Texas-based Energy Transfer could take a final investment decision to build its Lake Charles LNG export facility in Louisiana in the second quarter of 2024, depending on the export approval by the US DOE, according to the company’s executives.
In August, Energy Transfer filed an application with the DOE for a new export authorization for the Lake Charles LNG export terminal after the department declined Lake Charles LNG’s request to extend the deadline to start exports by December 2028.
The company has entered into definitive long-term LNG offtake contracts for 7.9 mtpa of LNG.
Energy Transfer announced six SPAs during the last year and the customers include China Gas, Gunvor, ENN, SK Gas, and Shell.
In July this year, the company also entered into three non-binding HOAs related to the long-term LNG offtake from this project for an aggregate of 3.6 mtpa of LNG.
One of the deals is with Chesapeake and Gunvor, the second deal is with EQT, and the third HOA is with a Japanese customer.
The company’s Lake Charles LNG project seeks to convert the company’s existing regasification terminal to an LNG export facility.
It has a proposed liquefaction capacity of 16.45 mtpa and includes three trains and also modifications to the Trunkline Gas pipeline.
“We continue to see significant interest in our LNG capacity from US producers and international markets,” Energy Transfer’s co-CEO, Tom Long, told analysts on Wednesday during the company’s third-quarter conference call.
He said that the company is in negotiations with “several significant equity partners and are ultimately targeting retaining an interest of approximately 20 percent for Energy Transfer.”
These potential equity partners are also interested in “substantial volumes” of LNG offtake, Long said.
In addition, the company is in negotiations to finalize its EPC contract, he said.
“We are receiving tremendous support from domestic and international customers, community stakeholders, and other interested constituents who are actively encouraging the Department of Energy to approve our pending export authorization application on an expedited basis,” Long said.
Answering a question about the final decision on the LNG export plant, Energy Transfer’s co-CEO Mackie McCrea said that “we really need to get the DOE to extend the permit.”
“We think they will. We’ve got, as we’ve said, a lot of folks involved behind the scenes, trying to make that happen, including other countries and other businesses,” McCrea said.
He said the company is “hopeful” that will have a response from the DOE by “sometime mid-first quarter”.
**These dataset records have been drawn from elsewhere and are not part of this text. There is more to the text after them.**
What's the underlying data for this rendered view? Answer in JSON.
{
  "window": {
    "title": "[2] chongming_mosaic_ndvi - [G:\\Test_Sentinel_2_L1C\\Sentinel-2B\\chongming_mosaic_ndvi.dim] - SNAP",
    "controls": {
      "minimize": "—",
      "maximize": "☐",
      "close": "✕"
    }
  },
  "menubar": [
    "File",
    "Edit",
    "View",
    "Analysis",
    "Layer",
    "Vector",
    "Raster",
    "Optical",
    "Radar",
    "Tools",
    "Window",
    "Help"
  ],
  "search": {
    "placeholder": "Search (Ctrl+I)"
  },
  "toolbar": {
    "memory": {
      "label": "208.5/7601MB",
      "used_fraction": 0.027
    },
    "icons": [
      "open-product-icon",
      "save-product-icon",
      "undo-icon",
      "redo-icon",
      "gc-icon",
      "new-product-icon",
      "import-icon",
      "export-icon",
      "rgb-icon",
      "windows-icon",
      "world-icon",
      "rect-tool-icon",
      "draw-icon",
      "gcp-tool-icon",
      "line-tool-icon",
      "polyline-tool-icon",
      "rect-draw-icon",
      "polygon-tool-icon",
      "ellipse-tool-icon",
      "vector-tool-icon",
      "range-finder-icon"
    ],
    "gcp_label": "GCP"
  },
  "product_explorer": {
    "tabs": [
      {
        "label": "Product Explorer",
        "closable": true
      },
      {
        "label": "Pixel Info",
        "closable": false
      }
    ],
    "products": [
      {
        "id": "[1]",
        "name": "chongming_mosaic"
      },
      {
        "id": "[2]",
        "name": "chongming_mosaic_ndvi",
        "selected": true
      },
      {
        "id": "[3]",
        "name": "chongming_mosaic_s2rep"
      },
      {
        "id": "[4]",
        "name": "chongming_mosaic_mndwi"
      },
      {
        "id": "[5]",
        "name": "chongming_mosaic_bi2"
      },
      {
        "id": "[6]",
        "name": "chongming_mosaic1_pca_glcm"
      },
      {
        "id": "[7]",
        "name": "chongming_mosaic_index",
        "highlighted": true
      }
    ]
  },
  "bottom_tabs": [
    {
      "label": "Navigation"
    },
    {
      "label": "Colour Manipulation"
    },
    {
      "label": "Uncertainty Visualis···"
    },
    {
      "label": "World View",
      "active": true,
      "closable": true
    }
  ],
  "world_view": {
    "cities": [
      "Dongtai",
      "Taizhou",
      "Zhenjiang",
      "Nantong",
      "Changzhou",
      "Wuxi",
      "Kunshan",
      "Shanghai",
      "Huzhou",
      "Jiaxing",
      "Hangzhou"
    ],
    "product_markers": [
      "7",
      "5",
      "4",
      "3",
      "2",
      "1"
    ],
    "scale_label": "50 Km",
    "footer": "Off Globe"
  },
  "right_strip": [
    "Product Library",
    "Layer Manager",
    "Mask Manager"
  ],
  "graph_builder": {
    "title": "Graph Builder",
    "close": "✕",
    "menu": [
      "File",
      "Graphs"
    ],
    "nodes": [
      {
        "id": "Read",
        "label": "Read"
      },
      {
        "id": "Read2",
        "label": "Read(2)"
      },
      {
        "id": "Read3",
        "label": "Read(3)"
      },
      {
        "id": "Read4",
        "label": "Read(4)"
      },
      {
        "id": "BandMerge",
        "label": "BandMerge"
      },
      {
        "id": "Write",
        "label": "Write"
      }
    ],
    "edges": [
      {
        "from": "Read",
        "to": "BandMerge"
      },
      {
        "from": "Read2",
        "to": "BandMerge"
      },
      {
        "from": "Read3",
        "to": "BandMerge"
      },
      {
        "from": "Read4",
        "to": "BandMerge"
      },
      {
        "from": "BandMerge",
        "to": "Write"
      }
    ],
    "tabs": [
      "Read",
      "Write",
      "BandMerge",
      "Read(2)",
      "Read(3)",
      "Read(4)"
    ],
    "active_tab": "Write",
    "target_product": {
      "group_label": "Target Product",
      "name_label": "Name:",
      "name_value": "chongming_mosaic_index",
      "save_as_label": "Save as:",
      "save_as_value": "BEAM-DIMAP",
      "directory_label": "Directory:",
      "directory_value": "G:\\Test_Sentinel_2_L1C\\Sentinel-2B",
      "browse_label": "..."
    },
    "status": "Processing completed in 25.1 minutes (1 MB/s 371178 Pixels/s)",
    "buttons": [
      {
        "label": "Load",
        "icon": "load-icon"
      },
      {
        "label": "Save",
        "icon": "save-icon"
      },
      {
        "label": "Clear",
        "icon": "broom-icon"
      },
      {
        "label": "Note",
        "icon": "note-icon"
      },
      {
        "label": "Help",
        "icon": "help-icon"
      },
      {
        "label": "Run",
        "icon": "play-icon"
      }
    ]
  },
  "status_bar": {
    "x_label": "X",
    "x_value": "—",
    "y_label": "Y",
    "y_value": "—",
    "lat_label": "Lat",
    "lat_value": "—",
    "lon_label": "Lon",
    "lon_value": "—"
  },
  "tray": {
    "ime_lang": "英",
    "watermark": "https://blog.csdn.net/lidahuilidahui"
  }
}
“We’re pushing and others are also pushing them to maybe do that sooner, but we don’t know,” he said.
“But in the meantime, Tom Mason and his team are working hard in fact over there now, trying to finalize a lot of these contracts and agreements around equity as well as new LNG offtakers,” he said.
He said that it is hard to predict when the company could take the final investment decision, but “if everything went exceptionally well, the second quarter could be a possibility,” McCrea said.
“But we’ll see how things go over the next three to four months,” he said.